1949年には気象庁長期予報課と予報課の一部および気象研究所の一部が併合し、季節予報を主テーマとする予報研究部第2研究室が新設された。さらに研究成果が能率よく予報現業に取り入れやすくする為に、第2研究室は気象研究所内(高円寺馬橋)でなく予報部の構内(現竹橋会館敷地)に置いて交流が図られた。公務員の削減といった社会的な情勢も背景としながら、戦前の長期予報課は姿を消した。

翌1950年から早速「季節予報の研究」第1報~第3報が発行され、地方官署にも配布された。これが「グロースベッター」の前身である。しかし、それだけではなかった。当時は戦後の混乱期だったので、第2研究室内には気象学会の事務局があり学会活動の中心を担っていた。1949年には予報研究ノート(現気象研究ノート)を発刊し、表紙を見ると気象研究所と日本気象学会が併記されていた。

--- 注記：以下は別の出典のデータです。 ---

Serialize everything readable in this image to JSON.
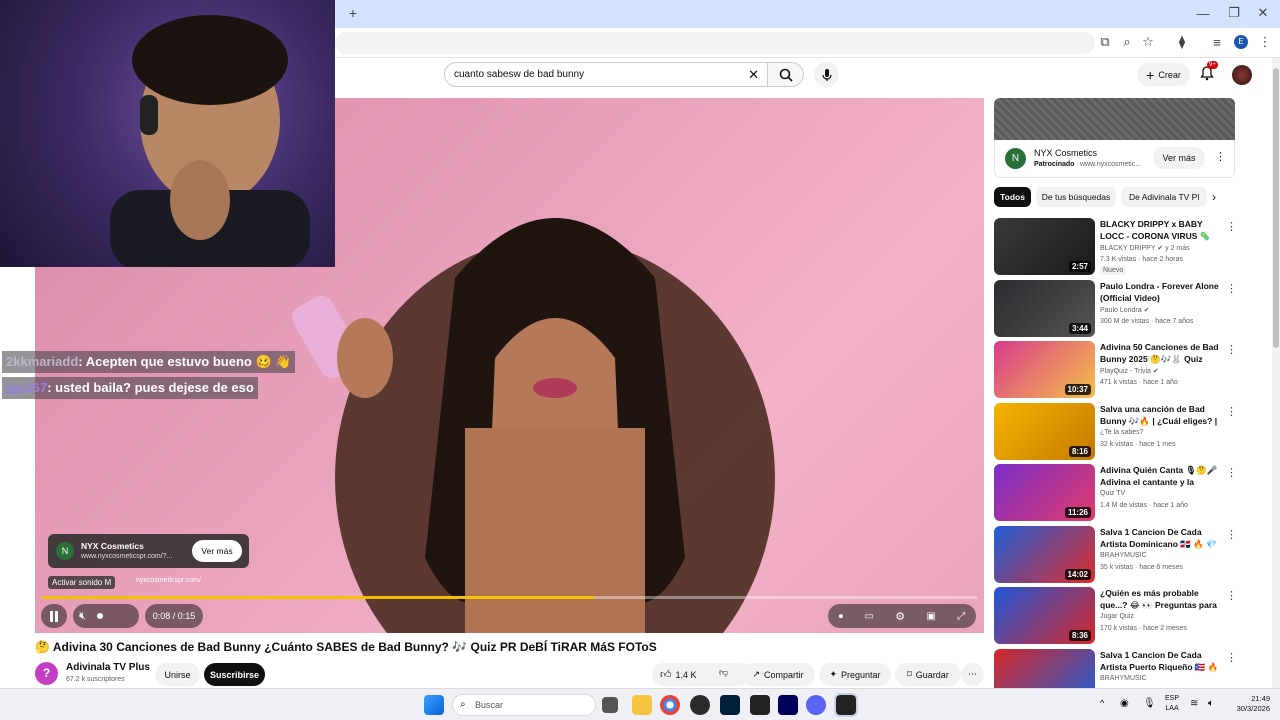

第4巻(1953)、第7巻(1956)には季節予報が特集され、別途「季節予報文献目録」が気象学会の名前で発刊されるなど、長期予報の研究は気象研究所と気象学会の協力で地方の会員にも配布された。

この頃、ほぼ3年連続(1953,54,56)の冷害が発生し、外部からの強い要望もあって1958年に第2研究室の一部と予報課季節予報掛とが併合して長期予報管理官が創設され、翌1959年には数値予報の電子計算室が創設された。ほぼ同時期の新しい課の誕生は技術者を刺激した。物理的手法による数値予報グループは華やかな存在で、地方技術者の熱い期待に応えるように新しい論文が次々と地方に配布された。

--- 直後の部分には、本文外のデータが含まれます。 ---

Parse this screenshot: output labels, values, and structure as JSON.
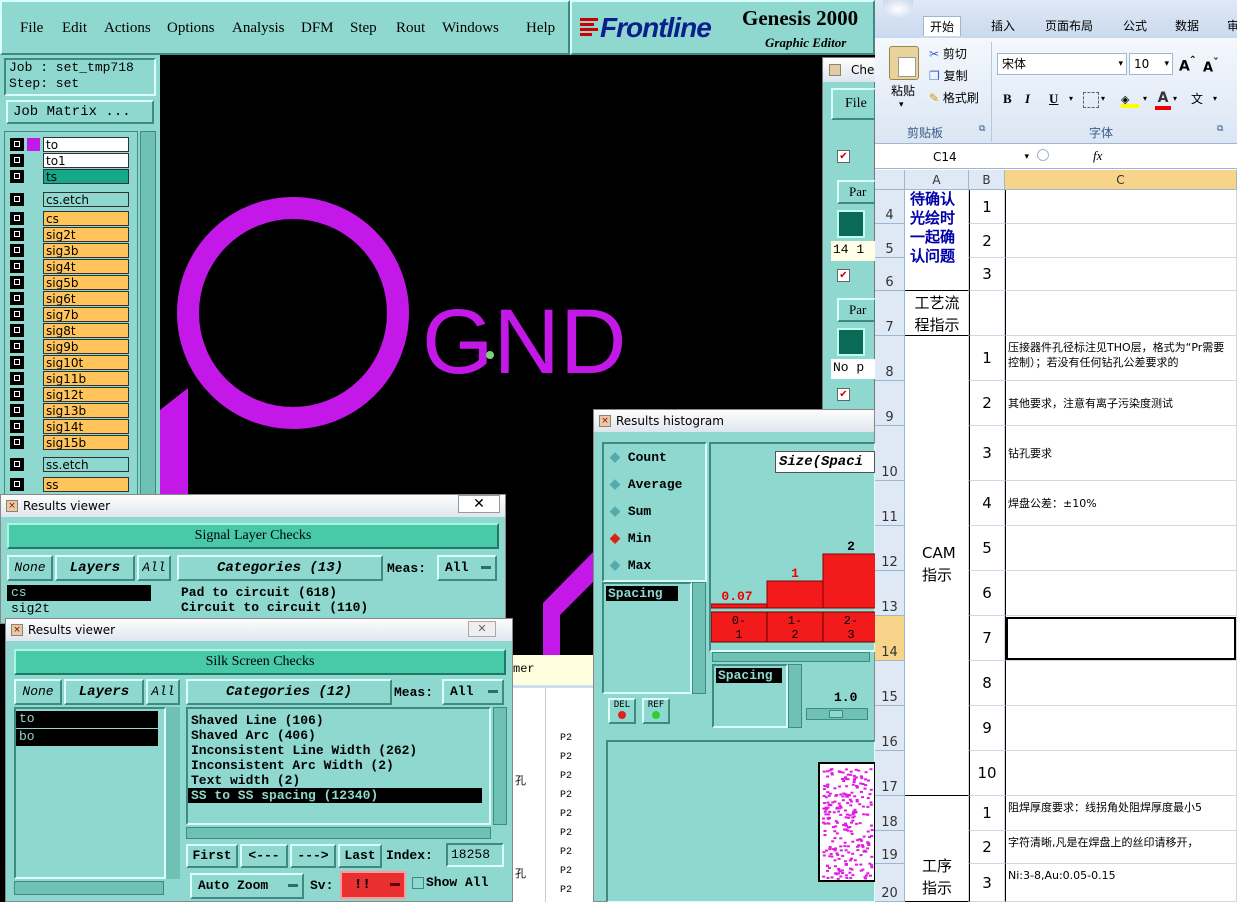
{
  "menubar": {
    "items": [
      "File",
      "Edit",
      "Actions",
      "Options",
      "Analysis",
      "DFM",
      "Step",
      "Rout",
      "Windows",
      "Help"
    ],
    "brand": "Frontline",
    "product": "Genesis 2000",
    "subtitle": "Graphic Editor"
  },
  "job": {
    "job_label": "Job : set_tmp718",
    "step_label": "Step: set",
    "matrix_button": "Job Matrix ..."
  },
  "layers": [
    "to",
    "to1",
    "ts",
    "cs.etch",
    "cs",
    "sig2t",
    "sig3b",
    "sig4t",
    "sig5b",
    "sig6t",
    "sig7b",
    "sig8t",
    "sig9b",
    "sig10t",
    "sig11b",
    "sig12t",
    "sig13b",
    "sig14t",
    "sig15b",
    "ss.etch",
    "ss"
  ],
  "canvas": {
    "label": "GND"
  },
  "results_viewer_1": {
    "title": "Results viewer",
    "header": "Signal Layer Checks",
    "none": "None",
    "layers": "Layers",
    "all": "All",
    "categories": "Categories (13)",
    "meas_label": "Meas:",
    "meas_value": "All",
    "layer_list": [
      "cs",
      "sig2t"
    ],
    "cat_list": [
      "Pad to circuit (618)",
      "Circuit to circuit (110)"
    ]
  },
  "results_viewer_2": {
    "title": "Results viewer",
    "header": "Silk Screen Checks",
    "none": "None",
    "layers": "Layers",
    "all": "All",
    "categories": "Categories (12)",
    "meas_label": "Meas:",
    "meas_value": "All",
    "layer_list": [
      "to",
      "bo"
    ],
    "cat_list": [
      "Shaved Line (106)",
      "Shaved Arc (406)",
      "Inconsistent Line Width (262)",
      "Inconsistent Arc Width (2)",
      "Text width (2)",
      "SS to SS spacing (12340)"
    ],
    "selected_cat": 5,
    "first": "First",
    "prev": "<---",
    "next": "--->",
    "last": "Last",
    "index_label": "Index:",
    "index_value": "18258",
    "auto_zoom": "Auto Zoom",
    "sv_label": "Sv:",
    "sv_value": "!!",
    "show_all": "Show All"
  },
  "histogram": {
    "title": "Results histogram",
    "options": [
      "Count",
      "Average",
      "Sum",
      "Min",
      "Max"
    ],
    "selected": "Min",
    "size_label": "Size(Spaci",
    "list_item": "Spacing",
    "field_item": "Spacing",
    "del": "DEL",
    "ref": "REF",
    "scale_value": "1.0",
    "bins": [
      "0-1",
      "1-2",
      "2-3"
    ],
    "bar_labels": [
      "0.07",
      "1",
      "2"
    ],
    "bar_values": [
      0.07,
      1,
      2
    ]
  },
  "check_window": {
    "title": "Che",
    "file": "File",
    "par1": "Par",
    "par2": "Par",
    "value_14": "14 1",
    "no_p": "No p"
  },
  "behind_text": {
    "mer": "mer",
    "p2": "P2",
    "kong": "孔"
  },
  "excel": {
    "tabs": [
      "开始",
      "插入",
      "页面布局",
      "公式",
      "数据",
      "审"
    ],
    "active_tab": "开始",
    "paste": "粘贴",
    "cut": "剪切",
    "copy": "复制",
    "format_painter": "格式刷",
    "clipboard_group": "剪贴板",
    "font_group": "字体",
    "font_name": "宋体",
    "font_size": "10",
    "bold": "B",
    "italic": "I",
    "underline": "U",
    "name_box": "C14",
    "fx": "fx",
    "col_headers": [
      "A",
      "B",
      "C"
    ],
    "rows": [
      {
        "n": "4",
        "b": "1",
        "c": ""
      },
      {
        "n": "5",
        "b": "2",
        "c": ""
      },
      {
        "n": "6",
        "b": "3",
        "c": ""
      },
      {
        "n": "7",
        "b": "",
        "c": ""
      },
      {
        "n": "8",
        "b": "1",
        "c": "压接器件孔径标注见THO层，格式为“Pr需要控制）；若没有任何钻孔公差要求的"
      },
      {
        "n": "9",
        "b": "2",
        "c": "其他要求，注意有离子污染度测试"
      },
      {
        "n": "10",
        "b": "3",
        "c": "钻孔要求"
      },
      {
        "n": "11",
        "b": "4",
        "c": "焊盘公差：±10%"
      },
      {
        "n": "12",
        "b": "5",
        "c": ""
      },
      {
        "n": "13",
        "b": "6",
        "c": ""
      },
      {
        "n": "14",
        "b": "7",
        "c": ""
      },
      {
        "n": "15",
        "b": "8",
        "c": ""
      },
      {
        "n": "16",
        "b": "9",
        "c": ""
      },
      {
        "n": "17",
        "b": "10",
        "c": ""
      },
      {
        "n": "18",
        "b": "1",
        "c": "阻焊厚度要求：线拐角处阻焊厚度最小5"
      },
      {
        "n": "19",
        "b": "2",
        "c": "字符清晰,凡是在焊盘上的丝印请移开，"
      },
      {
        "n": "20",
        "b": "3",
        "c": "Ni:3-8,Au:0.05-0.15"
      }
    ],
    "a_pending": "待确认光绘时一起确认问题",
    "a_process": "工艺流程指示",
    "a_cam": "CAM指示",
    "a_procedure": "工序指示"
  }
}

1960年に東京で数値予報シンポジウムが開かれ、ささやかながら季節予報のセッションも開かれた。このころから、次の数値予報の一つの目標は予報期間の延長にあると指摘され、長期予報関係者は勇気づけられた。数値予報グループのレポート活動に刺激された長期予報グループ(L.F.グループ)にも同様な活動を始める機運が高まり、「グロースベッター」発刊へとこぎつけた。